| > Don't ever hire someone with recent Norton experience I their resume. This is pretty ridiculous. I worked there and and there is much more going on internally than writing malware-like software. By the time I left they still had pretty decent engineers just trying to find a job in a better company, like me. These sort of decisions don't come from Software Engineers and management there is known to be pretty shitty. Also, it's not like they maliciously inserted this thing to mine crypto for Norton itself. Whatever your computer mines is yours (still a bad idea though IMO) https://community.norton.com/en/blogs/product-service-announ... |
It says you're joined to a mining pool. Is this a Norton 360-only mining pool? If so, I'm guessing they have their own hardware participating in the pool as well. And if that's the case, you're helping them mine for blocks just as much as you're helping yourself. But they don't say that anywhere so who knows.

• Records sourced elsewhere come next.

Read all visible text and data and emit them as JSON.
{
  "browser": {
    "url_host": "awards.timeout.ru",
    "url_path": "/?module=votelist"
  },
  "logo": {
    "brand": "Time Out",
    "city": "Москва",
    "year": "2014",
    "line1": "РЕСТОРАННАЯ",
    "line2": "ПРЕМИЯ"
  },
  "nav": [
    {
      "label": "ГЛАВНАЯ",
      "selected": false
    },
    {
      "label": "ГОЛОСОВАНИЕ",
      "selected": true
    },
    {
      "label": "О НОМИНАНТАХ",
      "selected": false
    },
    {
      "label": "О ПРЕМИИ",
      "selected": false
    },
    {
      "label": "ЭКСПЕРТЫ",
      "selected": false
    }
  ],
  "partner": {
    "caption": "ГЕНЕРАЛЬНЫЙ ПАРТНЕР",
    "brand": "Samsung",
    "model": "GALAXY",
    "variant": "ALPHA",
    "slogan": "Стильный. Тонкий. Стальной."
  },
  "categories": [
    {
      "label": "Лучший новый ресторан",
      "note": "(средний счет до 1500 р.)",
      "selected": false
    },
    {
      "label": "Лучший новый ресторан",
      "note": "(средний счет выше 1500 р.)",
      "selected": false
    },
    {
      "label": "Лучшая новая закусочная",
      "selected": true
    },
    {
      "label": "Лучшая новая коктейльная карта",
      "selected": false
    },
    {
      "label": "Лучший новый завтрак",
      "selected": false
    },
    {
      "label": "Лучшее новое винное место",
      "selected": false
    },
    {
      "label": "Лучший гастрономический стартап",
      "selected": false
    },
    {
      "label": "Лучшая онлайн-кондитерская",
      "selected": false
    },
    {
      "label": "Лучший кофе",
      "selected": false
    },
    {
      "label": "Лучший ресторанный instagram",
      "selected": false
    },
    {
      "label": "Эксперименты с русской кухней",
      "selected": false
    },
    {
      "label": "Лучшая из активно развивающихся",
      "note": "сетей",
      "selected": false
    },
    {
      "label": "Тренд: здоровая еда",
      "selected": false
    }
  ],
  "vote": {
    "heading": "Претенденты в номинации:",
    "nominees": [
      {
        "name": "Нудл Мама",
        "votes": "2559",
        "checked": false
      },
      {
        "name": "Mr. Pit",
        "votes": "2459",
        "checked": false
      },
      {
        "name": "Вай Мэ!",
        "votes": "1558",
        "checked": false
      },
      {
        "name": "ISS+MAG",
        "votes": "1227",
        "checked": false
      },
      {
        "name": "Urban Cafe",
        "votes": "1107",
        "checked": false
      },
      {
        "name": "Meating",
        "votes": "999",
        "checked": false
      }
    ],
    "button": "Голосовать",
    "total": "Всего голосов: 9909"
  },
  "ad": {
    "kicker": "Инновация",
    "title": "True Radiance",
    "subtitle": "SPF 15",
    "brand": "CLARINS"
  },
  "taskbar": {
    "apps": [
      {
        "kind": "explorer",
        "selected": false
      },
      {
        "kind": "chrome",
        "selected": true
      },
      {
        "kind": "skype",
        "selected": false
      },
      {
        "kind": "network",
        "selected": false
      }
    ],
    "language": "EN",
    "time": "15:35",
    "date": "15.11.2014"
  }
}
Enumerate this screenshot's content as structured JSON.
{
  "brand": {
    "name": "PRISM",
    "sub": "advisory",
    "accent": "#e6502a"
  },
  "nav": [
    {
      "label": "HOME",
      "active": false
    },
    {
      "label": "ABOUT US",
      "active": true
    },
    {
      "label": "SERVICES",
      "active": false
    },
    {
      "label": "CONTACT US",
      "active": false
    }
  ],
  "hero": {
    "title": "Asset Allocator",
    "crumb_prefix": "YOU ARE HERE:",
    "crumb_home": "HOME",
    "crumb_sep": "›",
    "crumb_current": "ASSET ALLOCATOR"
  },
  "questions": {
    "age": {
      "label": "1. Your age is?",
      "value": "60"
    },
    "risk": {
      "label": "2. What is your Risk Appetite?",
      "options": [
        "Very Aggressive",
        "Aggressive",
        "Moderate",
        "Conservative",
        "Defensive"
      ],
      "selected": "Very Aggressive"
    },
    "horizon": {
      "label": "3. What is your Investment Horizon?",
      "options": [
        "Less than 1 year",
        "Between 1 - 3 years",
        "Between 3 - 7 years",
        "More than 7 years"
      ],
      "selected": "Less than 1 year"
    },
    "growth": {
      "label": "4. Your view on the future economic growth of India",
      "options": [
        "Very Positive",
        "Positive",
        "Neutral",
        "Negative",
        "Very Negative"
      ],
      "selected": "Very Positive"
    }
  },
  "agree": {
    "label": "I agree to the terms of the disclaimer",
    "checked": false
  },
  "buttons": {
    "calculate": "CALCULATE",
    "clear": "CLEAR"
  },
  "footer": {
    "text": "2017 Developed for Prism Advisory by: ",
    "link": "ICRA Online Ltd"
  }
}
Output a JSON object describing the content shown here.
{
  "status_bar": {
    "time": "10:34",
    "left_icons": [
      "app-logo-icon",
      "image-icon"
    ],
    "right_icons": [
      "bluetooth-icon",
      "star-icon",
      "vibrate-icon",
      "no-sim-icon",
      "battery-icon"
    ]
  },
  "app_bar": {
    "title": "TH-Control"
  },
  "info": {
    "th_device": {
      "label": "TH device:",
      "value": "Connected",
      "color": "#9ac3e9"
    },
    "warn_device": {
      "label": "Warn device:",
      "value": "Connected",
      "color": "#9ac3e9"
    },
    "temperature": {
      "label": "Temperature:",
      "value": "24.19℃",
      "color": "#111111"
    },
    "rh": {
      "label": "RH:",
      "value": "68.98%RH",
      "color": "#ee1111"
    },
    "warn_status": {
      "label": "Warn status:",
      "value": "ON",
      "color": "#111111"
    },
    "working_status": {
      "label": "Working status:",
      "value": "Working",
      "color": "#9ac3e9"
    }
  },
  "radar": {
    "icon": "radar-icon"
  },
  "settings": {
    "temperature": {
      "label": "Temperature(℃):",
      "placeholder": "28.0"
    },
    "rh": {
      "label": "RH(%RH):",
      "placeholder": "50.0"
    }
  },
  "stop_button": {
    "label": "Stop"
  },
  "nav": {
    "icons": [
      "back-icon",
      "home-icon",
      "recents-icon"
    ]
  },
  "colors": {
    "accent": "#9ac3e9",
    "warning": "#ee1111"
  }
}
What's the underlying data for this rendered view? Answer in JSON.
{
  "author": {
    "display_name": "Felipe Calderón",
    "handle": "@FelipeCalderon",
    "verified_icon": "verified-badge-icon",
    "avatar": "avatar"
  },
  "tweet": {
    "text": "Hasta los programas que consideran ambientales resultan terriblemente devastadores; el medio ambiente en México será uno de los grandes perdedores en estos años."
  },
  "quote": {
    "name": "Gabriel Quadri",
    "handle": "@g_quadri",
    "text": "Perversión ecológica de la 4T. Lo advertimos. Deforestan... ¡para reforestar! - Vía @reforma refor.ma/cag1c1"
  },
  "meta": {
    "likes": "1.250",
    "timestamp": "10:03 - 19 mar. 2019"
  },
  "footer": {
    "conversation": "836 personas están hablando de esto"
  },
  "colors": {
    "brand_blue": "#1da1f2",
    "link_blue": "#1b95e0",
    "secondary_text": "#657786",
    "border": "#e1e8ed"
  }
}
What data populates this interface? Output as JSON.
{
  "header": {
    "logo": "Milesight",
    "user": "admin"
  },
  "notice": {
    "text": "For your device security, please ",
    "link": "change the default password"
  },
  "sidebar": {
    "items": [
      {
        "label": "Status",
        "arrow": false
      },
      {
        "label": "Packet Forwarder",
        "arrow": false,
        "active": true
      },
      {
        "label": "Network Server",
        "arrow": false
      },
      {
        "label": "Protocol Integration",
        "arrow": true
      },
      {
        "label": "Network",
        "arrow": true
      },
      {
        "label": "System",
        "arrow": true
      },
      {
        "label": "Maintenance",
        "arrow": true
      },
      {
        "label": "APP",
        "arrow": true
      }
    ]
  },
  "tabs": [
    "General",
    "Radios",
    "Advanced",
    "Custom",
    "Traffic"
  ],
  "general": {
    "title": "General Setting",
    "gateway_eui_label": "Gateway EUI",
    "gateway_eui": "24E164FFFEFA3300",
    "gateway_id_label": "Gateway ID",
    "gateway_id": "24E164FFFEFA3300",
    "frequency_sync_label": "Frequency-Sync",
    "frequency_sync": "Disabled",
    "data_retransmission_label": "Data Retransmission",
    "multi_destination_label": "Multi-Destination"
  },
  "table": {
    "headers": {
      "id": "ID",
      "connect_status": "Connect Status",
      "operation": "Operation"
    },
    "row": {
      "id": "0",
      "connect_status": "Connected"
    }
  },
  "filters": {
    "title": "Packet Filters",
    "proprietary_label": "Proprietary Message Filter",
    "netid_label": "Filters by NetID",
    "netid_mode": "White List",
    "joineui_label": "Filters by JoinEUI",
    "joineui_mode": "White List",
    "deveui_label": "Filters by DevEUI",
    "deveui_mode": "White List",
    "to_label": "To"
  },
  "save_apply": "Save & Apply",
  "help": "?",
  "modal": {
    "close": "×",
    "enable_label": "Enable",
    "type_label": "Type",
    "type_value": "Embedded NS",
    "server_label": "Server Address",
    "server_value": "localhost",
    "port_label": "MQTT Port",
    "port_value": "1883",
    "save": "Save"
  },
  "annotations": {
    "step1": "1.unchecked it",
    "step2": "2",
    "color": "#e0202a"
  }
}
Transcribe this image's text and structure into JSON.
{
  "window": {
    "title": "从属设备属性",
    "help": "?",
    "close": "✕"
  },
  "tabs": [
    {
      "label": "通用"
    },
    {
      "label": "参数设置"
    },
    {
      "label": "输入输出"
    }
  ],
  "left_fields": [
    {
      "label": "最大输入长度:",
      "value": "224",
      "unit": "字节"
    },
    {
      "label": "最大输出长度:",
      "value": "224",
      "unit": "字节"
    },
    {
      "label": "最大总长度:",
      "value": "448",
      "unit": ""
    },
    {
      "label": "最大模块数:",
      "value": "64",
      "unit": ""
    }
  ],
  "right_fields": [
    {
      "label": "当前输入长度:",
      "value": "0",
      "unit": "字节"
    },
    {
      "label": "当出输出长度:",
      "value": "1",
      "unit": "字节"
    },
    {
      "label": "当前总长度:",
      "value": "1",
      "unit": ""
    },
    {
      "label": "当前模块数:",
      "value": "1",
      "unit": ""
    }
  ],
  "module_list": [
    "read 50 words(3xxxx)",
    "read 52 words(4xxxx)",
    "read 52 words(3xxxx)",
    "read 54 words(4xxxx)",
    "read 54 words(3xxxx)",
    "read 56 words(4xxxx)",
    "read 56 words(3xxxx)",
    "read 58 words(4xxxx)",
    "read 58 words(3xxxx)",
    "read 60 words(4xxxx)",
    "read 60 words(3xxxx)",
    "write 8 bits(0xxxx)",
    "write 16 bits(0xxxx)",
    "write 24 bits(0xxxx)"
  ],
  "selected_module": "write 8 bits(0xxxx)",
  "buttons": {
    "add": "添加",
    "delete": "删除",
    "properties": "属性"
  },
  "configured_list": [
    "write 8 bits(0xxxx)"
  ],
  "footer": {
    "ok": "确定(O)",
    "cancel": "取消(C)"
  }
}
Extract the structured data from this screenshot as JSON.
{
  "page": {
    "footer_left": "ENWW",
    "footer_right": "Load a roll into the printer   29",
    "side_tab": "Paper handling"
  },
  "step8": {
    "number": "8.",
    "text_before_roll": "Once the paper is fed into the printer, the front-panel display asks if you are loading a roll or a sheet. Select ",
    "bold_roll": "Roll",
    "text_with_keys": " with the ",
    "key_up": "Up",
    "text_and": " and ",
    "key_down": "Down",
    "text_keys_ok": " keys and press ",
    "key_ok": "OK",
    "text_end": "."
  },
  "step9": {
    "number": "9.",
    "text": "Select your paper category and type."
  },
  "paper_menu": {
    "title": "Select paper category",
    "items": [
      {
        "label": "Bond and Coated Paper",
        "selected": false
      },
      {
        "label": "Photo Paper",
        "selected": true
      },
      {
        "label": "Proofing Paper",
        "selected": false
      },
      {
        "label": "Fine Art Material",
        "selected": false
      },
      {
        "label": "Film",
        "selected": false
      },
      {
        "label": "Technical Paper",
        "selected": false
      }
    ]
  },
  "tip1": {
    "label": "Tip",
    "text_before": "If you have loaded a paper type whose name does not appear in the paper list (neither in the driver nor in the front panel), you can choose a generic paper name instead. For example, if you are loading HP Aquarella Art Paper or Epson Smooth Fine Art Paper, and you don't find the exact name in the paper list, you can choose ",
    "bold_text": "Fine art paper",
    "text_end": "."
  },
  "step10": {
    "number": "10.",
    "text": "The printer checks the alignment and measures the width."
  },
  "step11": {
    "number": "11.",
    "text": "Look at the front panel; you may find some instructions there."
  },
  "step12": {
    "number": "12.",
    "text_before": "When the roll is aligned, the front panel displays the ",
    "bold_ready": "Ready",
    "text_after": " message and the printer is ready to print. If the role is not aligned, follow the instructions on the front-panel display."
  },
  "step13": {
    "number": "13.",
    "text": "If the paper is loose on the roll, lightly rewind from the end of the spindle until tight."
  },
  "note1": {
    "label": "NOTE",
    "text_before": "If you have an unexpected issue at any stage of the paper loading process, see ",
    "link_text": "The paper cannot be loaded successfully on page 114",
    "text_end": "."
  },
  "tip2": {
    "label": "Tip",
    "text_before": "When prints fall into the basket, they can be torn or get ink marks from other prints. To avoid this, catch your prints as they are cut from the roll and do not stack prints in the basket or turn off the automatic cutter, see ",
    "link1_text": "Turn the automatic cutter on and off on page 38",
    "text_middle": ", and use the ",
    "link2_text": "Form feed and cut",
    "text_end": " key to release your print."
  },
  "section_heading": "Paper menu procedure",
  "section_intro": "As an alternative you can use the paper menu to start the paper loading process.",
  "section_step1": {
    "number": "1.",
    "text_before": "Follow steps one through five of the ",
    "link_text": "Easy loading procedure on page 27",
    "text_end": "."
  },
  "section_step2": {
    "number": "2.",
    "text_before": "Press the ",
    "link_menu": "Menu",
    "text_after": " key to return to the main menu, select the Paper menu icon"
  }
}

edit: and it also appears that they're taking 15% of whatever you mine.
So they've apparently:
* Set up a Norton-only pool
* Joined all their customers computers to it
* Collect 360 subscription fees to participate
* Collect 15% of everything their customers mine
* Participate in the pool themselves, further benefiting from their customers mining activity
And what happens to the unclaimed/unused wallets that they're holding for their oblivious customers in "the cloud"? If I cared enough about this to read the fine print I bet I'll find that they're reserving the right to empty those after a certain period of inactivity.